Naspi ai detenuti. Il giudice dice sì al sindacato Cgil

Il Tribunale ha accolto il ricorso di un ex-detenuto che aveva lavorato in carcere e ha riconosciuto il diritto alla Naspi. L'Inps aveva sostenuto che le caratteristiche particolari della detenzione non fossero assimilabili al licenziamento. La tesi è stata bocciata dal Tribunale.

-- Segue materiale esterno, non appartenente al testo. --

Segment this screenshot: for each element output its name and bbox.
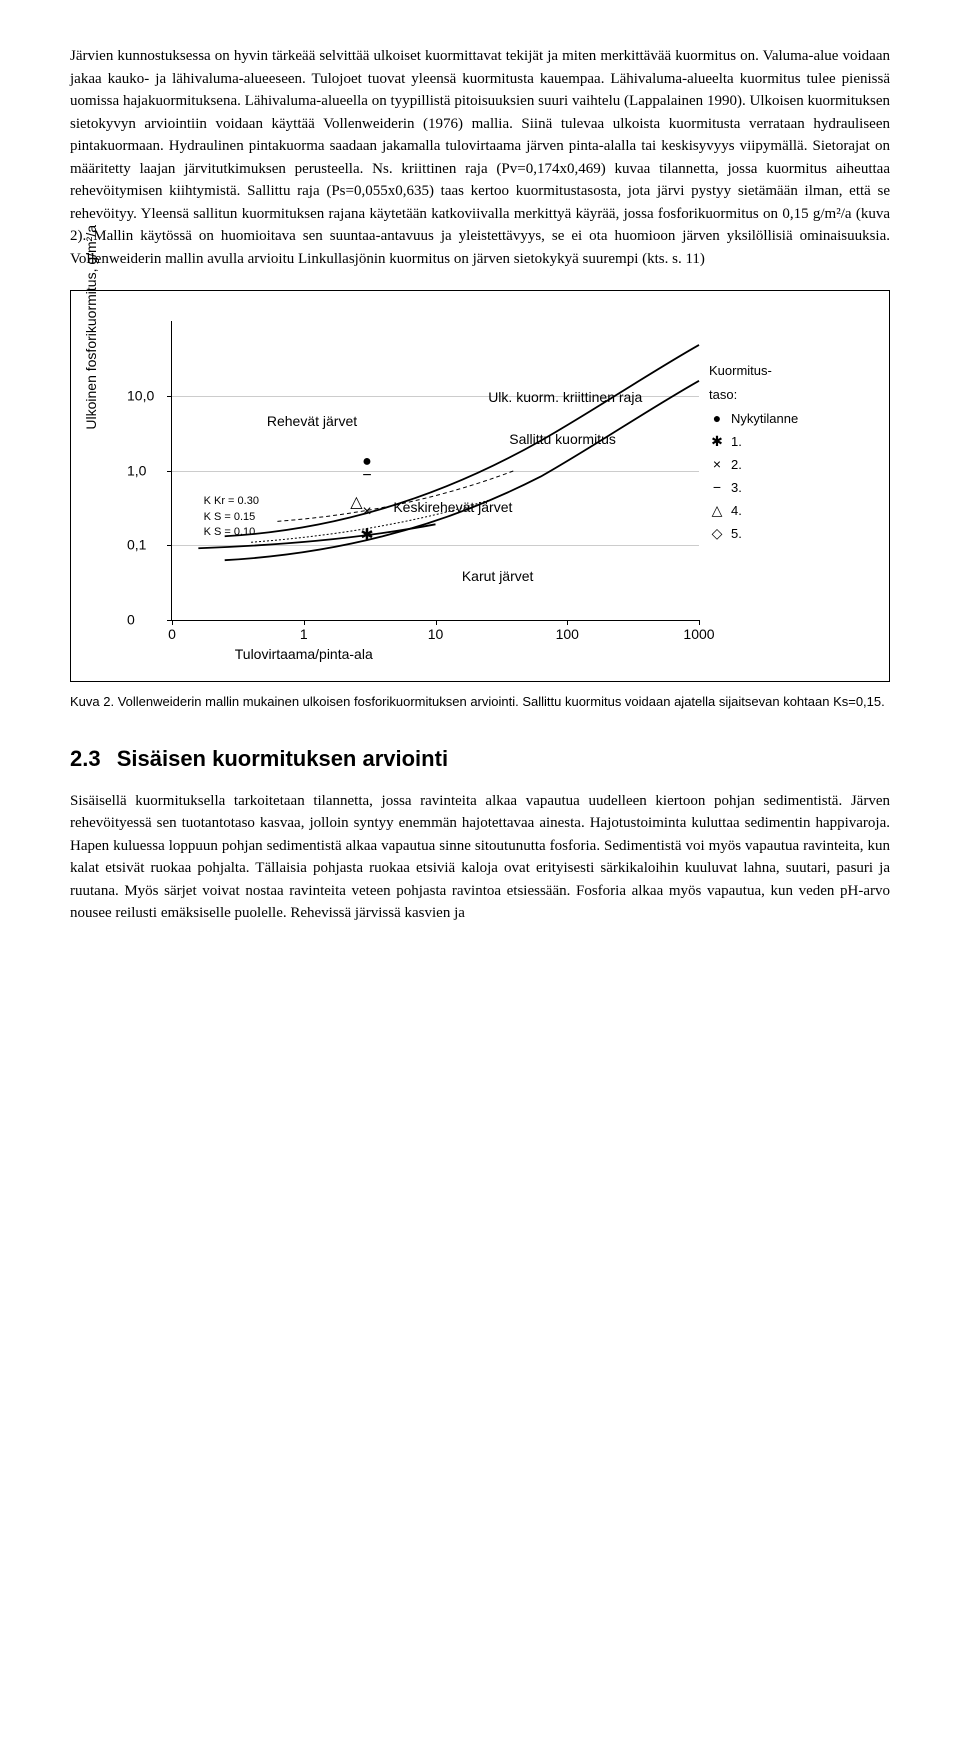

Il Tribunale ha accolto il ricorso giudiziario promosso dal legale Silvia Gariboldi e da Inca Milano per il riconoscimento della Naspi a un ex-detenuto che aveva svolto attività lavorativa nel periodo di detenzione a San Vittore, dal 17 settembre 2020 al 27 settembre 2021, giorno in cui è stato scarcerato in quanto ammesso alla misura alternativa della detenzione domiciliare. Dietro le sbarre l’uomo aveva lavorato per conto del ministero della Giustizia, tutti i giorni della settimana con un giorno di riposo, e per tale attività è stato retribuito e assicurato all’Inps. Così il giudice ha stabilito che alla data di cessazione del rapporto di lavoro l’ex detenuto aveva tutti i requisiti per il riconoscimento della Naspi. Inps ha rigettato sia la domanda sia il conseguente ricorso sostenendo che la detenzione carcere ha caratteristiche particolari in considerazione della sua funzione rieducativa e del reinserimento sociale. Sono previsti infatti la predisposizione di una graduatoria per l’ammissione al lavoro, turni di rotazione e l’avvicendamento tra i detenuti: circostanze che, secondo l’Inps, non possono essere assimilate al licenziamento, al quale solo è collegato il diritto all’indennità. In sostanza, l’Inps non contesta la sussistenza del diritto, ma il fatto che il lavoro in carcere abbia caratteristiche diverse ed incompatibili con la ratio che sottende all’istituto della indennità di disoccupazione. Tesi bocciata dal Tribunale.